Il nuovo disco di Clark, suo settimo in studio via Warp, è un’album che ti prende sin da subito, merito anche della facilità con cui l’artista inglese è in grado di “shakerare” alla perfezione gli spasmi techno del miglior Aphex Twin con le digressioni ambient tanto care ai signori Autechre. È un disco dove i synth la fanno da padrone, talvolta sotto forma di overture come accade in Winter Linn, per poi mutare in un vortice techno distorto ed acido senza fine. Altre in cui, invece, sembrano costruire veri e propri tappeti sonori che avvolgono l’ascoltatore e lo catapultano in un’altra dimensione, eterea ed avvolgente, come nella conclusiva Everlane forse tra i momenti migliori dell’album.
È un lavoro fatto di luci e buio, capace di sospingere l’ascoltatore sia in un’atmosfera da club, come nella nevrotica Banjo, dove riecheggia il mai dimenticato LFO, grazie al suo andamento incessante e frenetico, altre il cui invece a farla da padrone è un clima di stasi e malinconia, come in Snowbird dove un glockenspiel delicatissimo e mai ingombrante fa da cornice ad una voce sibillina ed ansiosa, in un continuo alternarsi di angoscia e beatitudine.

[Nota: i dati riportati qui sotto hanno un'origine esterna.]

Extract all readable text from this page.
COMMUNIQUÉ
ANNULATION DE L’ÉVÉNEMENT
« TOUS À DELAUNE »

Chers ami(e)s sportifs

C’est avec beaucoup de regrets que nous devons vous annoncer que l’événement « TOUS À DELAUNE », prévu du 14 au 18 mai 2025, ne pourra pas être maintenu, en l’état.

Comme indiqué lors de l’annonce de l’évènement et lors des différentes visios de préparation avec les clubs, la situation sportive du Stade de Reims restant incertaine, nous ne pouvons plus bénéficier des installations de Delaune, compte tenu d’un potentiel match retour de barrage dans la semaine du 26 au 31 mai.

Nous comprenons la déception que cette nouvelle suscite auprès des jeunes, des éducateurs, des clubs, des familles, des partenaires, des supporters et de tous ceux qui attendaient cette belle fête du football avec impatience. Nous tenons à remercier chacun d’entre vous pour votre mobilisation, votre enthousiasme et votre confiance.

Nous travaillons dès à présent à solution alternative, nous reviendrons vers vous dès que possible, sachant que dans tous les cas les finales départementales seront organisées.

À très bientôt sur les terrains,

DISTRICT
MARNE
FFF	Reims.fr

Così ecco che con Clark l’artista realizza il fratello maggiore di quell’Empty The Bones Of You, datato 2003, assimilando e racchiudendo al suo interno quanto realizzato dal musicista inglese nel corso delle sue produzioni, e funziona come una riaffermazione della sua identità artistica, ossia musica intelligente che mette in cortocircuito il corpo e la mente.